# Help! CEL P1176 audi a6 Acura tech needs help with an audi



## pqgti (Oct 27, 2003)

I don't have a vag-com but I pulled a p1176 from the ecu on this 2001 Audi a6 2.8. I know the flex(before the cat) on this passangers side cat bank1 is leaking, could this cause a p1176? I recently replaced the drivers side bank2 cat because of a p0430. I am hoping this exhaust leak is causing this code, can anyone tell me different? Thanks in Advance.


----------



## O_o (Nov 12, 2009)

*Re: Help! CEL P1176 audi a6 Acura tech needs help with an audi (pqgti)*


_Quote, originally posted by *pqgti* »_I know the flex(before the cat) on this passangers side cat bank1 is leaking, could this cause a p1176?

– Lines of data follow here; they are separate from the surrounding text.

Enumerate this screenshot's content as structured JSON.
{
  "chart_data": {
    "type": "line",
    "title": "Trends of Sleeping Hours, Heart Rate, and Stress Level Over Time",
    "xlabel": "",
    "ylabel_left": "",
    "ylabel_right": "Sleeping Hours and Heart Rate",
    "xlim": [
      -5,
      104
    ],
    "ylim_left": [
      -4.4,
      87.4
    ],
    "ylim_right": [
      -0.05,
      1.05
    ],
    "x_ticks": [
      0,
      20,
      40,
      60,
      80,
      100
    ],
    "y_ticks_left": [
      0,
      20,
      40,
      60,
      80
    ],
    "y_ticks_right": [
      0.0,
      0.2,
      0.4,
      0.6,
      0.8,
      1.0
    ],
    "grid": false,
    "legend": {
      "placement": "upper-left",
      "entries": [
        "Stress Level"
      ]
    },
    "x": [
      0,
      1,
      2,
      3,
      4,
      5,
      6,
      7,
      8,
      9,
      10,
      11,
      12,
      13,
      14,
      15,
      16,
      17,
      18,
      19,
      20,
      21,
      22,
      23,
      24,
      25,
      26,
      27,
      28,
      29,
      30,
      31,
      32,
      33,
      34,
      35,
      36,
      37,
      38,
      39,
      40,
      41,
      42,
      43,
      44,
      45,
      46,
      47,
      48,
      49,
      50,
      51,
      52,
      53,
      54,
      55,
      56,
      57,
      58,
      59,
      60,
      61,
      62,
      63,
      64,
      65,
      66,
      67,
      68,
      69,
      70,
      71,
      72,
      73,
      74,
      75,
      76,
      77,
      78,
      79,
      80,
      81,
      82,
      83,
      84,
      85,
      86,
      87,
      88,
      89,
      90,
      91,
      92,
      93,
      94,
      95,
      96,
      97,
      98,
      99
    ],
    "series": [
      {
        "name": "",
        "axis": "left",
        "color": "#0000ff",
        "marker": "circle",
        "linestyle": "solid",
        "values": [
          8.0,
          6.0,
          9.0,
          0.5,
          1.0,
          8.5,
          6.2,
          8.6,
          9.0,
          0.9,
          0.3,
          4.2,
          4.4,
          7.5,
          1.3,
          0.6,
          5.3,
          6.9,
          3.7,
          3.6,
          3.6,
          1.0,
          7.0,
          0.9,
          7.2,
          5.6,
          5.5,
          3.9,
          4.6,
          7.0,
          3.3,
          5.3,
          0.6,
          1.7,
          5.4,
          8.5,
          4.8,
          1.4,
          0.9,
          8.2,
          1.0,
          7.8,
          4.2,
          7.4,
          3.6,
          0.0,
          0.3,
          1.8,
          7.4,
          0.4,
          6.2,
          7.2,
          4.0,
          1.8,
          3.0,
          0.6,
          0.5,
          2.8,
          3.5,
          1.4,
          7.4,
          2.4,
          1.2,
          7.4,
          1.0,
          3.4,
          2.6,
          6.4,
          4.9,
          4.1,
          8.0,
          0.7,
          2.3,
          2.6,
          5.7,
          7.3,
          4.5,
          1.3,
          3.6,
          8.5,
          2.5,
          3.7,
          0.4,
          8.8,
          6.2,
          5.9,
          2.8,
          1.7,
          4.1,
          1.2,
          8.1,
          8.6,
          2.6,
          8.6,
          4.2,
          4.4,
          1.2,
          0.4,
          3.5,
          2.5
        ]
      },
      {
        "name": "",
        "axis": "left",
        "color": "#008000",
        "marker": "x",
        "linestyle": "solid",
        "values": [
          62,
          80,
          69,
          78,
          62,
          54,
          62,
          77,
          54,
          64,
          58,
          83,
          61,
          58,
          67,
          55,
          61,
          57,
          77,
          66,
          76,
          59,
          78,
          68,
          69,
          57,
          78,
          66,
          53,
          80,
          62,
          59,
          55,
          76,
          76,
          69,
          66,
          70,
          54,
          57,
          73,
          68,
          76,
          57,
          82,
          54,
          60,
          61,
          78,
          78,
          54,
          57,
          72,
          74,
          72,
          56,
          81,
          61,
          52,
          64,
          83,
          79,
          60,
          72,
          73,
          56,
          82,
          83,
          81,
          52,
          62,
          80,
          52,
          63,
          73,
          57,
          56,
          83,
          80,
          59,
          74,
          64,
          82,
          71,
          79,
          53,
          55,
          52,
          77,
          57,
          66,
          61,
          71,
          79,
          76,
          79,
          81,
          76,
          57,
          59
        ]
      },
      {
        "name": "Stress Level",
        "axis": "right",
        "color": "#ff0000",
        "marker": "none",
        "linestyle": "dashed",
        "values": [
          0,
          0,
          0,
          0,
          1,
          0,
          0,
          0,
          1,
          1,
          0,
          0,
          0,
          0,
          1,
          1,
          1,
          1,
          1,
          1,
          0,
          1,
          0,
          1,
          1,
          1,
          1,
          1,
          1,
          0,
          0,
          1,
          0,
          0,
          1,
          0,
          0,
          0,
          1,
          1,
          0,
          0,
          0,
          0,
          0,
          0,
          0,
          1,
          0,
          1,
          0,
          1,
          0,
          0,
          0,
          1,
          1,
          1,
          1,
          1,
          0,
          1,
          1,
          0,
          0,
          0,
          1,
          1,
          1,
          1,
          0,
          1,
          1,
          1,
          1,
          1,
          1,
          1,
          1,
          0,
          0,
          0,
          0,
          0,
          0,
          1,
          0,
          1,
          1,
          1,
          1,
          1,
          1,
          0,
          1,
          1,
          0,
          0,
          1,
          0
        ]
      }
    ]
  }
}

It sounds plausible. The sensor might not respond as expected to changes in a/f ratio because of the leak. I would expect it to be more of a problem if fresh air were somehow leaking in, which seems unlikely, but you never know...


----------



## pqgti (Oct 27, 2003)

*Re: Help! CEL P1176 audi a6 Acura tech needs help with an audi ()*

Thanks for the help. I repaired the exhaust, tomorrow I will try to set the monitors. wish me luck


----------



## pqgti (Oct 27, 2003)

*Re: Help! CEL P1176 audi a6 Acura tech needs help with an audi (pqgti)*

Repaired the exhaust leak before the cat (flex) and cleared the code. Road tested the vehicle a couple times and set the cat and o2 sensor monitors to ready. Looks like I fixed it!! Thanks again.


----------



## O_o (Nov 12, 2009)

*Re: Help! CEL P1176 audi a6 Acura tech needs help with an audi (pqgti)*

You're welcome. Glad it turned out not to be a bad cat...


----------